I was on a course this week from Monday to Friday here in Oslo with people I have never met before. A lovely group of 20 people, around 15 of them were Norwegian or Swedish and then the rest of us had lived here in Norway for varying amounts of time. As is usual in these situations, we had a round-robin with the class on Monday morning, to introduce ourselves and share some hopefully pertinent information about ourselves in terms of professional background. In term of age, about half of them were older than I. There were marine engineers, marketeers, teachers, accountants, project managers, a right mixed bag and all for some reason or another out of work and looking for gainful employment. That is exactly why we were gathered there.
In my experience, if you sat in a similar situation in London or Dublin, each person would happily introduce themselves as they did here. They would give a little schpeel about who and what they were, never mentioning their age as that information is not really for public consumption. And it would be very impolite of anyone to ask. So as a result of never mentioning age, you may indeed have a whole roomful of people with steam coming out of their ears as they try to silently do the maths and guess what age each person is, based on how they look and any sort of chronological information that is coming out of their mouths. So let’s see, 10.34 years work experience in telecoms, 11.25 years in media IT and then 2.89 years backpacking until they ran out of money. OK, so he is clearly in his late thirties, great, we figured it out. Next! And so on. Nobody ever needed to know your age, unless you were a teenager in a pub, or looked like a teenager in a pub.
The same thing applies with CVs in the UK and Ireland, as far as I know. There is no age or date of birth usually. I have interviewed and offered jobs to people in London without ever knowing their age. On a CV, I would never expect to see someone’s age or family situation; to my mind, these pieces of information are not considered to be relevant to how well you can do the job. Your experience, skills and education display that, with no grounds for making additional assumptions on your suitability based on your age or how many kids you have. Now, of course you can figure out age based on when they went to school or college or whatever, but that’s different, that’s on page 2 or 3 of your CV and requires calculation. It means that age is not an instant eliminator.
And as for a photo on your CV? Absolutely not, as again, what does how you look have to do with how you can do the job. It’s always nice to see what someone looks like but with a picture, isn’t there a danger of some reaction, conscious or sub-conscious to the visual image you see in front of your eyes? You may find this person pleasing or not, appealing or the other. So no photo.

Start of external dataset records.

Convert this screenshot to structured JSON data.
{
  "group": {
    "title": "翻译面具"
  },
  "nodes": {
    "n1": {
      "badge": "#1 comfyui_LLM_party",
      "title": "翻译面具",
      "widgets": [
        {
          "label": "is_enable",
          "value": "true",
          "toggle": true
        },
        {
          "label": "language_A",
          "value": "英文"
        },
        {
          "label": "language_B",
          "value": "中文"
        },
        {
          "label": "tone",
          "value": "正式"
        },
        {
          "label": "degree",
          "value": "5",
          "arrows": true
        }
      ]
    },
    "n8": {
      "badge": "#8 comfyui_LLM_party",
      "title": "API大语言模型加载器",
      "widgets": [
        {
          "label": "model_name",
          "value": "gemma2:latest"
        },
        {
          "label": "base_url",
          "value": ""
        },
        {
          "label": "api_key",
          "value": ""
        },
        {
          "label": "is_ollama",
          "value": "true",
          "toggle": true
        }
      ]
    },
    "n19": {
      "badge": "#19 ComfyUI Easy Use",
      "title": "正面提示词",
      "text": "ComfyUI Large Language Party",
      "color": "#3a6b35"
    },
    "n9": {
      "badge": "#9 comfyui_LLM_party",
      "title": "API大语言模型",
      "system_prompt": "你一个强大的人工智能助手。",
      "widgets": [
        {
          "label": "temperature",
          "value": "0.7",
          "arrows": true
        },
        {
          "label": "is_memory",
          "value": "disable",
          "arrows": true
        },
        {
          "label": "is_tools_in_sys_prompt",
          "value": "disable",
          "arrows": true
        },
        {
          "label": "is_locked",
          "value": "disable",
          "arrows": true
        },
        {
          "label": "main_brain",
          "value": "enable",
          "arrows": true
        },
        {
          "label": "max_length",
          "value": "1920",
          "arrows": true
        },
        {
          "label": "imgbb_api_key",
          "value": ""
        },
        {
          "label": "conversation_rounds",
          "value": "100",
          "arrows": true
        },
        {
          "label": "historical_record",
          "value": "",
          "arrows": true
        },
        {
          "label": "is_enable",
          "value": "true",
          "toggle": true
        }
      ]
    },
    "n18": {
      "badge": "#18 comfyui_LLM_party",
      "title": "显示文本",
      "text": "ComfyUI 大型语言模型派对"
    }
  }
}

Well, that’s how I always figured it anyway. And as for me personally, I am probably weird but I never talk about my age. It has become a very private thing since I entered my thirties and I never admit it to anyone unless I have to. I don’t admit it to myself most of the time. If I have to write my date of birth, my hand hovers over the page a bit as I am tempted to take a decade off. Will I, could I, what do ya think, sur’ go on. I never do. Of course.
In those instances, maybe my mind scans through what is gone and what is left. For me, I interpret my age always in a way that is relative to my surroundings. Am I older or younger than my colleagues, am I where I wanted to be in my career at this age, am I older than most mothers with young kids and so on. It’s not self-doubt, it is ego and a sense of mortality and a ludicrous involuntary measurement against societal norms for my given age. Kids, house-owner, car, good job – I rebel against this stuff but somehow I measure myself against it too. Somewhere deep down, I have been afraid that people will unjustly categorise me because of my age and say I am too old, too set-in-my-ways, too deluded, too out-of-line with everyone else, too everything that is good and youthful. Yeah, I know, it’s horsesh*t really.
Well, then I moved to Norway, possibly the most honest upfront country in the world. Let’s go back to my Monday morning course in Oslo. No cranial calculations required here as everyone happily stands up and states their name and their age, 54, 63, 31, 40 and so on. It’s like those 2 pieces of information go together like Adam and Eve, Samson and Delilah. And if I looked at any of their CVs, of course there were nice photos smiling back at me.
You see, they are very pragmatic and transparent here. There seems to be a belief that it is fundamentally expected that age or looks would never be used to discriminate against you. If you are 58 and looking for work, it is expected that the value you bring in experience and in who you are outweighs any concern about you fitting into an environment where many people are younger. Everyone has something to contribute, regardless of what stage they are at in life, and it is expected that everyone gets a chance to do so if they want to.
In previous similar situations in the last few years here in Norway, I have never said my age, somehow trying to protect myself sub-consciously from my fear that I am too old to start a new career in a new country. But I am settling in and therewith, changing my view on life. Maybe these Norwegians don’t like playing complex pyschological games with themselves on life and their place and stage in it. Maybe they believe in their environment to be fair because that’s how they live and breathe it. Maybe they just couldn’t be arsed with denial, what the hell is the point. OK, screw it, here I go. Jeg heter Carmel og jeg er 45 år gammel. My name is Carmel and I am 45 years old.